Anthropology Department, Washington University in St. Louis, Campus Box 1114, McMillan Hall, Room 112, One Brookings Drive. St. Louis, MO 63130, USA; Department of Sociology, Universiteit van Amsterdam, Nieuwe Achtergracht 166, 1018 WV, Amsterdam, The Netherlands.
Soc Sci Med. 2017 Mar;177:61-68. doi: 10.1016/j.socscimed.2017.01.016. Epub 2017 Jan 22.

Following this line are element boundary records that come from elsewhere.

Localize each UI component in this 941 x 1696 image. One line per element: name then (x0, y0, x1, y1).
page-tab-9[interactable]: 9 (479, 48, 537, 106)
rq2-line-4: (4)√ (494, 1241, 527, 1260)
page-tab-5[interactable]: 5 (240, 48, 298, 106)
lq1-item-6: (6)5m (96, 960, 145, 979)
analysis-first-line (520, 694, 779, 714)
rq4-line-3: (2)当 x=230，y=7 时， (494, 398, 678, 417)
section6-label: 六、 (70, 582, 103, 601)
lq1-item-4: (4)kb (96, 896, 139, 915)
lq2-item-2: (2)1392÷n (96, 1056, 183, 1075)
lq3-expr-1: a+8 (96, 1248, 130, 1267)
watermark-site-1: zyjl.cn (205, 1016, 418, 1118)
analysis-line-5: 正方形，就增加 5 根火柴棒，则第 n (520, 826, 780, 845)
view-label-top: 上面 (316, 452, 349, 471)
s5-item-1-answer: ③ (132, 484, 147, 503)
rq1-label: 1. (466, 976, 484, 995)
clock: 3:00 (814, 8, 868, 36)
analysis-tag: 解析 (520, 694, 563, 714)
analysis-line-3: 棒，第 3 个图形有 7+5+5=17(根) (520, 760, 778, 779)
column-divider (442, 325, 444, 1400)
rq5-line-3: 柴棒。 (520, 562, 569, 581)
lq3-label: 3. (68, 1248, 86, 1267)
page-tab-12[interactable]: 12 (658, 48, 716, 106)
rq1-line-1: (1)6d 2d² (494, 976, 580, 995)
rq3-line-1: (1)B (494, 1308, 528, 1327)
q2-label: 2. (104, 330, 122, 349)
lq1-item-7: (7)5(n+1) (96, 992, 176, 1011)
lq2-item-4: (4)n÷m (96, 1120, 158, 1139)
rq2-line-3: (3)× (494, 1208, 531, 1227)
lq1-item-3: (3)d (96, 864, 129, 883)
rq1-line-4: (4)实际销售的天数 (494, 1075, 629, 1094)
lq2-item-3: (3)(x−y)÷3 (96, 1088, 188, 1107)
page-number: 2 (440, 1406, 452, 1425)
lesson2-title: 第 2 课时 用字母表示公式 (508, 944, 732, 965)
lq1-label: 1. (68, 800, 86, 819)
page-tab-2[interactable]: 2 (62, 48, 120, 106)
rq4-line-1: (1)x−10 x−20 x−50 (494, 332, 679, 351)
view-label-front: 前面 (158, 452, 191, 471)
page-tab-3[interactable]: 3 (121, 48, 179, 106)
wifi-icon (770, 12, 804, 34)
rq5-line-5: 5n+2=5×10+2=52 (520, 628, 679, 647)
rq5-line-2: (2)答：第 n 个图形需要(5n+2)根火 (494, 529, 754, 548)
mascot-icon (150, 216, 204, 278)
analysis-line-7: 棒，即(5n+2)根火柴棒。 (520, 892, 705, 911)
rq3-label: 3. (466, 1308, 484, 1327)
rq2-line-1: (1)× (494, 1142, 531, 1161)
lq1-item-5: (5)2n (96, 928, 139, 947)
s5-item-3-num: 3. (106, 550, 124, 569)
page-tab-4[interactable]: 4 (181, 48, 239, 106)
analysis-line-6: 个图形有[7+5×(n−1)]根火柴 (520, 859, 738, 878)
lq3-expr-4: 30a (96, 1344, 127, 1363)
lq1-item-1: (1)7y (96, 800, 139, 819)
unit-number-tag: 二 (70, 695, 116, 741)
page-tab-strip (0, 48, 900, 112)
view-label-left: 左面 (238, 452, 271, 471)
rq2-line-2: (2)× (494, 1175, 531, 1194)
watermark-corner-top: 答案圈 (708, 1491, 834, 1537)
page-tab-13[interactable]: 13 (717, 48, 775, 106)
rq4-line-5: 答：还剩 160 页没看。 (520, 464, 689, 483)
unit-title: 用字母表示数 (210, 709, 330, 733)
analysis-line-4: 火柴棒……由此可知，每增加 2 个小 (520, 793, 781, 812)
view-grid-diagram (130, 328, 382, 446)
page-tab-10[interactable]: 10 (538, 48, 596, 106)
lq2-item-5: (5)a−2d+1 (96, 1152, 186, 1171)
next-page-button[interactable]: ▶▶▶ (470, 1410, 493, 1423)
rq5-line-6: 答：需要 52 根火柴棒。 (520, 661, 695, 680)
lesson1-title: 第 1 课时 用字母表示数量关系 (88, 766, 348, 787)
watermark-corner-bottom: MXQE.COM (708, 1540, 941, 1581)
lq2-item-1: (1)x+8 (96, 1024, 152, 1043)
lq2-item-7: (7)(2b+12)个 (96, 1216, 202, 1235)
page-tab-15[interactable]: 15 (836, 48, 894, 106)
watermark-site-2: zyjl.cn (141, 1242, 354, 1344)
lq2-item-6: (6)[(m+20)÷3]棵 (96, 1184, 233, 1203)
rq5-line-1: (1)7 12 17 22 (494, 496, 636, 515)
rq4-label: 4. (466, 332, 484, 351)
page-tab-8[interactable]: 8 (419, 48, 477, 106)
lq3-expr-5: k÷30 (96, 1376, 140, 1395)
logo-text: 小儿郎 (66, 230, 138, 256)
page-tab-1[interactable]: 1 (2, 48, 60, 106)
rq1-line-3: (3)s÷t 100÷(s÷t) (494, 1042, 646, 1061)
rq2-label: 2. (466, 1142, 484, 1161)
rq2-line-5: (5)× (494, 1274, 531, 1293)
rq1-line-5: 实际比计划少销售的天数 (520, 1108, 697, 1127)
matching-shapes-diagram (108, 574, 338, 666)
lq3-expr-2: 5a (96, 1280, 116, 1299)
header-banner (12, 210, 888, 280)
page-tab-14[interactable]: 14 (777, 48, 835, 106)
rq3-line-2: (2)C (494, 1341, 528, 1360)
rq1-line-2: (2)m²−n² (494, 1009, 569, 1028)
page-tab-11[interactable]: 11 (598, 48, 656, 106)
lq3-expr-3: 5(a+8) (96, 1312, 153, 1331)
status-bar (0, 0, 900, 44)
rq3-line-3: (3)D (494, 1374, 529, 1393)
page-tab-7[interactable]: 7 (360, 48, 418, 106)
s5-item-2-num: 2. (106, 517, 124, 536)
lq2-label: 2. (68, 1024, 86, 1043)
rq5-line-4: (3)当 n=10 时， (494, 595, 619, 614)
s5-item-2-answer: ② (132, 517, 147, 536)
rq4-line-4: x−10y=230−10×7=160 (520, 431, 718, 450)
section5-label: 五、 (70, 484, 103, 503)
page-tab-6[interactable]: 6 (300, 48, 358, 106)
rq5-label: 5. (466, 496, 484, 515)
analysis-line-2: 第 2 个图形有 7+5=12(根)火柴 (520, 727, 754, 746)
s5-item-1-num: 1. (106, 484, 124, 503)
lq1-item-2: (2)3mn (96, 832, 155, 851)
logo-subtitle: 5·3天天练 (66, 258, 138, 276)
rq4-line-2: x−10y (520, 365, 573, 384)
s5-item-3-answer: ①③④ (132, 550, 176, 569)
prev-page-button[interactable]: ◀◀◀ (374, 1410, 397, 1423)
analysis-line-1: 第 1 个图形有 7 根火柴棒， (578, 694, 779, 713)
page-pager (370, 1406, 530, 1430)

This paper provides new perspectives on the scholarship on medicalization and demedicalization, building on an ethnography of hymenoplasty consultations in the Netherlands. By examining how doctors can play an active role in demedicalization, this paper presents novel insights into Dutch physicians' attempt to demedicalize the "broken" hymen. In their consultations, Dutch doctors persuade hymenoplasty patients to abandon the assumed medical definition of the "broken" hymen and offer nonmedical solutions to patients' problems. Drawing from unique ethnographical access from 2012 to 2015 to 70 hymenoplasty consultations in the Netherlands, this paper's original contribution comes from closely examining how demedicalization can be achieved through the process of medicalization. It investigates how Dutch physicians go even further in their efforts to demedicalize by medicalizing "cultural" solutions as an alternative course of action to surgery.
本文以荷兰处女膜修复咨询的民族志为基础,为医学化和去医学化研究提供了新的视角。通过考察医生如何在去医学化过程中发挥积极作用,本文为荷兰医生试图使“破裂”的处女膜去医学化提供了新的见解。在咨询中,荷兰医生说服处女膜修复患者放弃对“破裂”处女膜的医学定义,并为患者的问题提供非医学解决方案。本文从 2012 年至 2015 年对荷兰 70 次处女膜修复咨询的独特民族志访问中获得了独特的见解,其原创性贡献在于仔细研究了如何通过医学化过程实现去医学化。本文调查了荷兰医生如何通过将“文化”解决方案医学化作为手术替代方案,进一步努力去医学化。